State legislatures and Congress responded reasonably quickly. In May 2025, Congress enacted this Take It Down Actwhich makes publishing non-consensual, sexually explicit material from real people a criminal offense. The Take It Down Act criminalizes each the non-consensual publication of “intimate visual depictions” of identifiable individuals and AI or other computer-generated depictions of identifiable individuals.
These penalties only apply to individuals who post sexually explicit content, to not the platforms that distribute the content, akin to social media sites.
However, other provisions of the Take It Down Act require platforms to determine a process for the people depicted to request removal of the photographs. Once a “Take It Down Request” is submitted, a platform must remove the sexually explicit image inside 48 hours. However, these requirements will only come into force from May 19, 2026.
Platform issues
Meanwhile, user requests to remove the sexually explicit images produced by Grok appear to have gone unanswered. Even the mother of one in all Elon Musk's children, Ashley St. Clair, has done this I couldn't get X to remove the fake sexualized images from her, which Musk's fans produced with Grok. The Guardian reports that St. Clair told her: “Complaints to X employees led to nothing.”
That doesn't surprise me because Musk gutted the then Twitter Trust and Security Advisory Group shortly after he acquired the platform and laid off 80% of the corporate's engineers committed to trust and security. Trust and safety teams are typically chargeable for content moderation and abuse prevention initiatives at tech firms.

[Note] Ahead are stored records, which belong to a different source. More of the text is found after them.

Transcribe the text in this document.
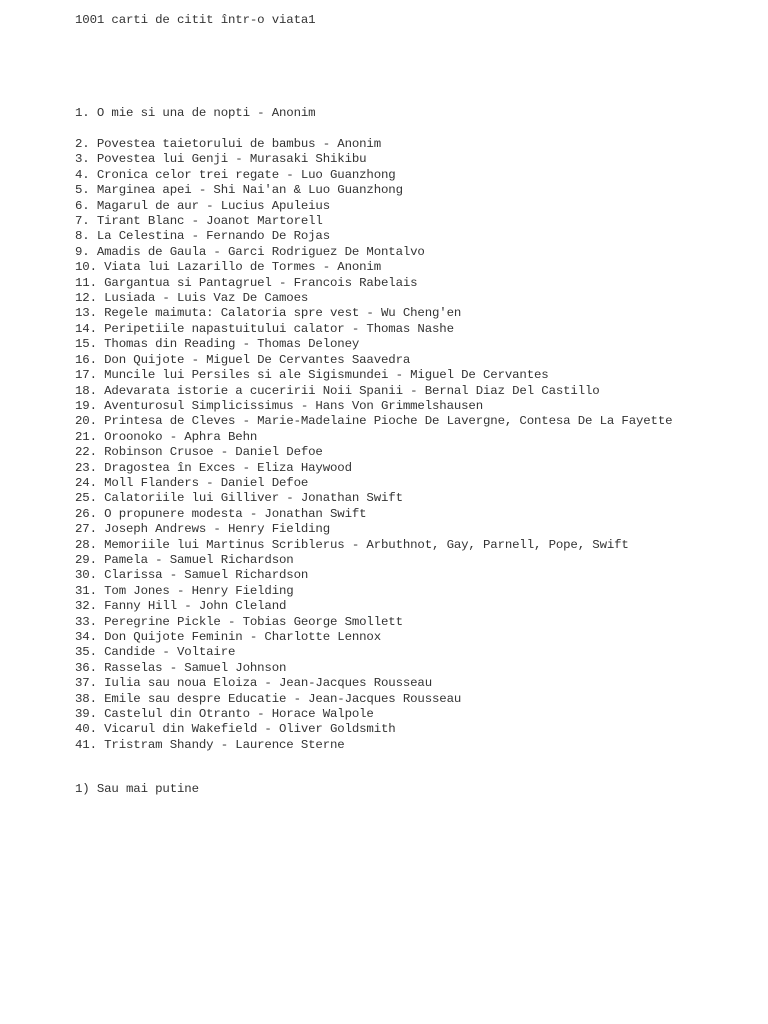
1001 carti de citit într-o viata1
1. O mie si una de nopti - Anonim
2. Povestea taietorului de bambus - Anonim
3. Povestea lui Genji - Murasaki Shikibu
4. Cronica celor trei regate - Luo Guanzhong
5. Marginea apei - Shi Nai'an & Luo Guanzhong
6. Magarul de aur - Lucius Apuleius
7. Tirant Blanc - Joanot Martorell
8. La Celestina - Fernando De Rojas
9. Amadis de Gaula - Garci Rodriguez De Montalvo
10. Viata lui Lazarillo de Tormes - Anonim
11. Gargantua si Pantagruel - Francois Rabelais
12. Lusiada - Luis Vaz De Camoes
13. Regele maimuta: Calatoria spre vest - Wu Cheng'en
14. Peripetiile napastuitului calator - Thomas Nashe
15. Thomas din Reading - Thomas Deloney
16. Don Quijote - Miguel De Cervantes Saavedra
17. Muncile lui Persiles si ale Sigismundei - Miguel De Cervantes
18. Adevarata istorie a cuceririi Noii Spanii - Bernal Diaz Del Castillo
19. Aventurosul Simplicissimus - Hans Von Grimmelshausen
20. Printesa de Cleves - Marie-Madelaine Pioche De Lavergne, Contesa De La Fayette
21. Oroonoko - Aphra Behn
22. Robinson Crusoe - Daniel Defoe
23. Dragostea în Exces - Eliza Haywood
24. Moll Flanders - Daniel Defoe
25. Calatoriile lui Gilliver - Jonathan Swift
26. O propunere modesta - Jonathan Swift
27. Joseph Andrews - Henry Fielding
28. Memoriile lui Martinus Scriblerus - Arbuthnot, Gay, Parnell, Pope, Swift
29. Pamela - Samuel Richardson
30. Clarissa - Samuel Richardson
31. Tom Jones - Henry Fielding
32. Fanny Hill - John Cleland
33. Peregrine Pickle - Tobias George Smollett
34. Don Quijote Feminin - Charlotte Lennox
35. Candide - Voltaire
36. Rasselas - Samuel Johnson
37. Iulia sau noua Eloiza - Jean-Jacques Rousseau
38. Emile sau despre Educatie - Jean-Jacques Rousseau
39. Castelul din Otranto - Horace Walpole
40. Vicarul din Wakefield - Oliver Goldsmith
41. Tristram Shandy - Laurence Sterne
1) Sau mai putine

Publicly, it seems that Musk has ignored the seriousness of the situation. Musk reportedly posted laughing and screaming emojis in response to among the images, and X responded to a Reuters reporter's query with the automated response “Legacy Media Lies”.
Limits of lawsuits
Civil lawsuits like the one which was submitted from the parents of Adam Raine, a teen who committed suicide in April 2025 after interacting with OpenAI's ChatGPT, are a technique to hold platforms accountable. But Lawsuits face an uphill battle given within the United States Section 230 of the Communications Decency Actwhich generally excludes social media platforms from legal liability for the content that users post on their platforms.
However, Supreme Court Justice Clarence Thomas and lots of legal scholars have done so argued that Section 230 had been drafted too broadly through courts. I generally agree that Section 230 immunity must be limited since the immunity of technology firms and their platforms for his or her conscious design decisions—how their software is created, how the software works, and what the software produces—doesn’t fall inside the scope of Section 230.
In this case, X either knowingly or negligently did not implement safeguards and controls in Grok to stop users from creating sexually explicit images of identifiable individuals. While Musk and X imagine that users must have the flexibility to create sexually explicit images of adults using Grok, I imagine that
Regulatory guidelines
If people fail, platforms akin to the Federal Trade Commission, the Department of Justice, or Congress. could investigate X for Grok's generation of non-consensual, sexually explicit material. But with Musks renewed political ties with President Donald TrumpI don't expect any serious investigation or accountability within the near future.
Currently, international regulators have opened investigations against X and Grok. The French authorities are investigating “the spread of sexually explicit deepfakes” by Grok and the Irish Council for Civil Liberties and Digital Rights Ireland have strongly advocated for this called on Irish police to research the “mass undressing hype”. This was announced by the British regulatory authority Office of Communications investigate the matterand regulators within the European Commission, India and Malaysia He is reportedly investigating X in addition to.
In the United States, perhaps the perfect plan of action until the Take It Down Act takes effect in May is for people to demand motion from elected officials.